- The Washington Times - Thursday, February 3, 2000

In New Hampshire's Republican primary Tuesday, Sen. John McCain scored an impressive victory over GOP front-runner George W. Bush. Mr. McCain pulled ahead of Mr. Bush by a solid 49 percent to 30 percent margin, and in one fell swoop, Mr. McCain, whose strategy of bypassing the Iowa caucuses in order to focus on New Hampshire, was validated and destroyed the Texas governor's aura of inevitability. However, though wounded in New Hampshire, Mr. Bush still retains important advantages over Mr. McCain, including substantial leads in national polls, a financial advantage that approached $25 million at the end of 1999, and the overwhelming support of Republican governors.

Publisher Steve Forbes, who received only 13 percent of the vote, failed to get the bounce he expected from his Iowa second-place finish. Social conservatives Alan Keyes and Gary Bauer captured only 6 percent and 1 percent of the New Hampshire vote, respectively. If the past is any guide, such dismal performances signal imminent doom.

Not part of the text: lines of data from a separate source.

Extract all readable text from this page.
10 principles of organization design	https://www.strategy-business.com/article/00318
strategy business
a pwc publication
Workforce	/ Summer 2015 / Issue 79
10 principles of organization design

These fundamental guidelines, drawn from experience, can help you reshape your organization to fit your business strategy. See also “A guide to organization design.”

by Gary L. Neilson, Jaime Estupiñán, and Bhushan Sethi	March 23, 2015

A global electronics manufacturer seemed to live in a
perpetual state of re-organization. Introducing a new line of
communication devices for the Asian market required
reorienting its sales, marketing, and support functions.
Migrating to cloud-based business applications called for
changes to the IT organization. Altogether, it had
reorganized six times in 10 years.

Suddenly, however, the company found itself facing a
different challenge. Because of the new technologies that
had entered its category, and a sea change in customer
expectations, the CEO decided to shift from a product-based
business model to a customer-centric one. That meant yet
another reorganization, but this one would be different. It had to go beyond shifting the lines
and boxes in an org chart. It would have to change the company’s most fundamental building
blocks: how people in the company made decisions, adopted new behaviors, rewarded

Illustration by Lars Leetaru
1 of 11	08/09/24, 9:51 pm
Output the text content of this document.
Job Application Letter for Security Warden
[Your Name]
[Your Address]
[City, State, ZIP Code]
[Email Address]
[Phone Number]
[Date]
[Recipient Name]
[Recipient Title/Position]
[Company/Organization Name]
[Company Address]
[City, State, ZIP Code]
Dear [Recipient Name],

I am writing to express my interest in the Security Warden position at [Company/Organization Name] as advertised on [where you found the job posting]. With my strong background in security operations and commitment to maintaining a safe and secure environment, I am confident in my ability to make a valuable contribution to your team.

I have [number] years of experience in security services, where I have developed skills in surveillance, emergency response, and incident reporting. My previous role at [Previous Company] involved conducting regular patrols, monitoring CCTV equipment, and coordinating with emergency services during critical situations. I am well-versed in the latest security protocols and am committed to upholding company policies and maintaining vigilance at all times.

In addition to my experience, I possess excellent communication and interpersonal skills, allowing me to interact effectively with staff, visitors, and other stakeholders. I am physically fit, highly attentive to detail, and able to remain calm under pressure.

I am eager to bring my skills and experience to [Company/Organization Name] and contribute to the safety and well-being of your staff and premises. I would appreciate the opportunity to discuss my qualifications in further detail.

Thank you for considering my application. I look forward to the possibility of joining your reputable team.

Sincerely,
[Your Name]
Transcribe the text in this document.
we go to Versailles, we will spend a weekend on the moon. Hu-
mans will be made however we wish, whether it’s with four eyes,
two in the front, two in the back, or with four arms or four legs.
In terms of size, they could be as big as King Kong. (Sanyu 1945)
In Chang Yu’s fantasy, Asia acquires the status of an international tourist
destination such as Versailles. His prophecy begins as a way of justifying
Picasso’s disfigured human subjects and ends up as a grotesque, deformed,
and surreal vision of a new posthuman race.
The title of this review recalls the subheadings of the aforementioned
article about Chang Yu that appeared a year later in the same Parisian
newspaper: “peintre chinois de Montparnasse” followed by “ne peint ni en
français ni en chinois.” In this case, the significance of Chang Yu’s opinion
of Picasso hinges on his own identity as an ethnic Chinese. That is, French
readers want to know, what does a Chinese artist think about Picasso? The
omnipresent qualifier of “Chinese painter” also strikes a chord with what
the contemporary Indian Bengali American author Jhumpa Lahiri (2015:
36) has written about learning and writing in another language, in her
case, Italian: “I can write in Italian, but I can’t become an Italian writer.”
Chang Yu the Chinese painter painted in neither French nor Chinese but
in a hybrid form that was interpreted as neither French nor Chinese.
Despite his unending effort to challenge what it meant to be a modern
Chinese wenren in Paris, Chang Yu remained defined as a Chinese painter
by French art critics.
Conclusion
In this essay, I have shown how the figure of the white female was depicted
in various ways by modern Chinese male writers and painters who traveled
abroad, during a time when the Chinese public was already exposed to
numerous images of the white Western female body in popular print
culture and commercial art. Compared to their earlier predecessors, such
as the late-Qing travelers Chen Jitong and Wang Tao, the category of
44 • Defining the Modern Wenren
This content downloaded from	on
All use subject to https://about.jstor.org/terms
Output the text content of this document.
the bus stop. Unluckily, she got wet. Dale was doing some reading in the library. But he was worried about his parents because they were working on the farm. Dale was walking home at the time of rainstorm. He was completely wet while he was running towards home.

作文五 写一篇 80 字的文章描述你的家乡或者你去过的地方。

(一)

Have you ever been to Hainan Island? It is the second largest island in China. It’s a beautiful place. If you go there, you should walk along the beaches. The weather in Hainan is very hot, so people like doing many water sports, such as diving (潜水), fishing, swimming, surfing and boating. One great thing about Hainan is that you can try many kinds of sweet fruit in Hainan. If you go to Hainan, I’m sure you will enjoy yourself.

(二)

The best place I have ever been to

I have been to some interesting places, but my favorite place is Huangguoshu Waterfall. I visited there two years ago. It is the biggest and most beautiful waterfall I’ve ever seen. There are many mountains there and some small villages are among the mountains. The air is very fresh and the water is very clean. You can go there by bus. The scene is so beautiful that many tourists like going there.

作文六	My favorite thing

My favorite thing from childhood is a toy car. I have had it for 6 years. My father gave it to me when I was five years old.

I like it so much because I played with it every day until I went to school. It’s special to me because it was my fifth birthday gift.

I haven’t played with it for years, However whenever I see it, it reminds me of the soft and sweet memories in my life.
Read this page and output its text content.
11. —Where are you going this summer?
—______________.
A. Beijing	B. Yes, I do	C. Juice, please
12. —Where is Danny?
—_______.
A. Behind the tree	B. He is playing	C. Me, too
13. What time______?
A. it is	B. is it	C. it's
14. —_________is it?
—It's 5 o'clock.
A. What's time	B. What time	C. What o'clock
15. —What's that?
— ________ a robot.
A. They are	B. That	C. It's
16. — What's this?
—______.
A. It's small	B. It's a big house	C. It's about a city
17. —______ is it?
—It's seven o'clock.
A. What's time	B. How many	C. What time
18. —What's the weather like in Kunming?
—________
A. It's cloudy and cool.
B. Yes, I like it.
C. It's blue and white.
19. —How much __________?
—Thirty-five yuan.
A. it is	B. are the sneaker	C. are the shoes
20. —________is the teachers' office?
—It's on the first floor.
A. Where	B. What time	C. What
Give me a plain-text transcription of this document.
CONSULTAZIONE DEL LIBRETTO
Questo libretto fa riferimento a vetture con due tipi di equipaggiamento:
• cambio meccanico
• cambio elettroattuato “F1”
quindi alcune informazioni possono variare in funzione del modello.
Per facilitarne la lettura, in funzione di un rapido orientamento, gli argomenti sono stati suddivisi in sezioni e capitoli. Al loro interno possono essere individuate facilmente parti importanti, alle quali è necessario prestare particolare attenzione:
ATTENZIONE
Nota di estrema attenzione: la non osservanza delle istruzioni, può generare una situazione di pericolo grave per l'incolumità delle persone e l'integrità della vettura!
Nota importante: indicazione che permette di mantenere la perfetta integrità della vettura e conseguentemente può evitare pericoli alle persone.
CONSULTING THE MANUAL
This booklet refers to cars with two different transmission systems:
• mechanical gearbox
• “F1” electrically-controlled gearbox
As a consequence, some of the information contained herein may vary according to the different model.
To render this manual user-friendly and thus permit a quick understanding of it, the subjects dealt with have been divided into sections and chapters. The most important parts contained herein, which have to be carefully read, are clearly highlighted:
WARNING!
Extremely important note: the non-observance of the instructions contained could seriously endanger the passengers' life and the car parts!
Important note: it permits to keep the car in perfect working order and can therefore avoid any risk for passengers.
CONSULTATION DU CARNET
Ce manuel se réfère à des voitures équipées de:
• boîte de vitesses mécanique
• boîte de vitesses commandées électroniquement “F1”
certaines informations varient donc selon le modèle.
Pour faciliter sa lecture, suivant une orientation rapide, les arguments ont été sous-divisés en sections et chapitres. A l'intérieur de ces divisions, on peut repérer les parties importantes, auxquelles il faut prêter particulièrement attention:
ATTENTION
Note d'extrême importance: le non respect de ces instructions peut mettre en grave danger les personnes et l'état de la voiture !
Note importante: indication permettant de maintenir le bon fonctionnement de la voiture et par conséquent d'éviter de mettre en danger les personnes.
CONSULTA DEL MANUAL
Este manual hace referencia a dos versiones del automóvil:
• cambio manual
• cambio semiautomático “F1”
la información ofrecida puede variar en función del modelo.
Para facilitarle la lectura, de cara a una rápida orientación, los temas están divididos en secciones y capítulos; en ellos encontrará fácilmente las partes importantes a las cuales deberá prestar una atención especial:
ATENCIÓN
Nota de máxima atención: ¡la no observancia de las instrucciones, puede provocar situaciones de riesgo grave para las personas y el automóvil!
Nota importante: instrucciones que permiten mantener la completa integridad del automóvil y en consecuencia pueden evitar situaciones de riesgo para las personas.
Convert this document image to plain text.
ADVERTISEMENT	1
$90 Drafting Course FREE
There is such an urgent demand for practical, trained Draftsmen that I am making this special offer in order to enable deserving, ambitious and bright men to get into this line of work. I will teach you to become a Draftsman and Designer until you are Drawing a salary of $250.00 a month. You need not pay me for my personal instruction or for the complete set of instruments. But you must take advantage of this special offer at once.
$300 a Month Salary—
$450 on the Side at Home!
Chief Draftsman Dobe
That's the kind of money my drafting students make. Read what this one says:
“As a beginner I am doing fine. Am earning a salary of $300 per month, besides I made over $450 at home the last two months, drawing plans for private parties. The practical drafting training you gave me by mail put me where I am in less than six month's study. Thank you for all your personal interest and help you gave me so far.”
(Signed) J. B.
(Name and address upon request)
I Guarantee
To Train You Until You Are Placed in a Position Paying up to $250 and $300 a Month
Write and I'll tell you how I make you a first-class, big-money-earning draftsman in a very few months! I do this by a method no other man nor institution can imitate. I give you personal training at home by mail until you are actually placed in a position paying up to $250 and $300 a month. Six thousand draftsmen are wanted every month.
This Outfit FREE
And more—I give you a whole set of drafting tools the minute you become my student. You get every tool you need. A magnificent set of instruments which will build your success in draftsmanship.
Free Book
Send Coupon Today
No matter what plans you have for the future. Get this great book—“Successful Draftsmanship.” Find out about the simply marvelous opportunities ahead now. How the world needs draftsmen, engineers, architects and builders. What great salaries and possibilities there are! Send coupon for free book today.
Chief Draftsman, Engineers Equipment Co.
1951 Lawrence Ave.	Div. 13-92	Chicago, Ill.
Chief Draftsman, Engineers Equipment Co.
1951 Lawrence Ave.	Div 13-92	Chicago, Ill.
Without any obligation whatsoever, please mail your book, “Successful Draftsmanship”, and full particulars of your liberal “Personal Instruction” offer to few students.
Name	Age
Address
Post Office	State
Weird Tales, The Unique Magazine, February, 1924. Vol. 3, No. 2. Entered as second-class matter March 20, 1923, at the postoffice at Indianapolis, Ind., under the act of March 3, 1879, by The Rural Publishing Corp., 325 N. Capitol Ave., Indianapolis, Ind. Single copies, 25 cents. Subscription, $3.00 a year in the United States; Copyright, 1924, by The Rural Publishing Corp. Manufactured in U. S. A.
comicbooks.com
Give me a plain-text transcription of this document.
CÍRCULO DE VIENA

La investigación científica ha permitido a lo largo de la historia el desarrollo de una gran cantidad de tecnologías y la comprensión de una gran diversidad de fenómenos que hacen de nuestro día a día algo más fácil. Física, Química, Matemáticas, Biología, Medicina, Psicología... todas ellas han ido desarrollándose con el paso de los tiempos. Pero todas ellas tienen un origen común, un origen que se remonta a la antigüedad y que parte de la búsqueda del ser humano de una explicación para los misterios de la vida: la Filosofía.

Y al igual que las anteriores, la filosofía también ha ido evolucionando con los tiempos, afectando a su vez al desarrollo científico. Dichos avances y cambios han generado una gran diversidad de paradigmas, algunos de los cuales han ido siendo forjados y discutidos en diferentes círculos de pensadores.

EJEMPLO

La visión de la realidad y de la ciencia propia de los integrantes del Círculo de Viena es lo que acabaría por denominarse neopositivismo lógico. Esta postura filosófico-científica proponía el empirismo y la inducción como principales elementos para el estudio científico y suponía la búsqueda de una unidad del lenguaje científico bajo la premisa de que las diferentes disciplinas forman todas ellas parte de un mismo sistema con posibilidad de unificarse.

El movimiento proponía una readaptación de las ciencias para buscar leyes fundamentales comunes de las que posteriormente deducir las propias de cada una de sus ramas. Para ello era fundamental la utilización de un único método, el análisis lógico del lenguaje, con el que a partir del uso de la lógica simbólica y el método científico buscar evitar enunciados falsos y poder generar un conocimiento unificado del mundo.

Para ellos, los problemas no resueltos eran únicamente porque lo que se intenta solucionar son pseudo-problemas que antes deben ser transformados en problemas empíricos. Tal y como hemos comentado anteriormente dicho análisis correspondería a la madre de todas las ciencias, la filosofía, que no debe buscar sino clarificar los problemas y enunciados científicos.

Meanwhile, in New Hampshire's Democratic primary, Vice President Al Gore, drawing upon his advantage among Democratic loyalists, won a narrow 50-to-46 victory over former Sen. Bill Bradley, who reduced Mr. Gore's margin of victory by grabbing 55 percent of the votes from independents. His defeat may have been narrow, but Mr. Bradley, who immediately challenged Mr. Gore to weekly debates, clearly faces an uphill battle.

In demonstrating his appeal, at least in New Hampshire, Mr. McCain captured three times as many votes as Mr. Bush did from independents, who cast more than 40 percent of the ballots in the Republican primary. However, the Arizona senator also demonstrated impressive appeal across virtually every demographic category, all age groups, family-income groups and both sexes, according to voter exit surveys. Mr. Bush won among self-described Republicans (42 percent to 37 percent), who comprised 54 percent of the voters in the GOP primary. That proportion will grow larger in subsequent GOP primaries, where independent voters will not be as welcome as they were in New Hampshire.

In a period of peace and prosperity, voters in the GOP primary placed greater importance on "personal qualities" than on issues, a factor that significantly contributed to Mr. McCain's victory. For more than a third of the voters, "standing up" for what one believes was the most important candidate quality. Mr. McCain received 60 percent of their votes compared to 14 percent for Mr. Bush. Mr. McCain received 45 percent of the support of the nearly 20 percent of voters who identified "moral values" as the most important issue. By nearly a 3-to-1 margin, voters believed Mr. McCain was more likely than Mr. Bush to say what he believes. Needless to say, this ought to be a wake-up call for Mr. Bush that voters are not connecting with him on a personal level the way they ought to, not by a long shot.

The next major GOP battleground will be South Carolina, which has a history of providing a strong firewall for front-running candidates and stopping insurgent campaigns dead in their tracks. Most recently, for example, after losing to Patrick Buchanan in New Hampshire four years ago, front-runner Bob Dole regained his momentum in South Carolina. While Gov. Bush hopes to capitalize on the much bigger role born-again Christians will play in South Carolina, Mr. McCain, who was a prisoner of war for more than five years in North Vietnam, will be counting on his appeal to the state's 400,000 veterans.

In the Democratic race, the next major date will be March 7, when California, New York, Ohio and nine other states will hold their primaries. After incurring a punishing defeat in the Iowa caucuses and failing to upset Mr. Gore in New Hampshire, Mr. Bradley must now prepare to contest far less friendly states and perhaps face the fact that New Hampshire may have been the beginning of the end for his candidacy. For Messrs. Bush and McCain, on the other hand, New Hampshire may well signal the beginning of a tough and protracted race for the nomination.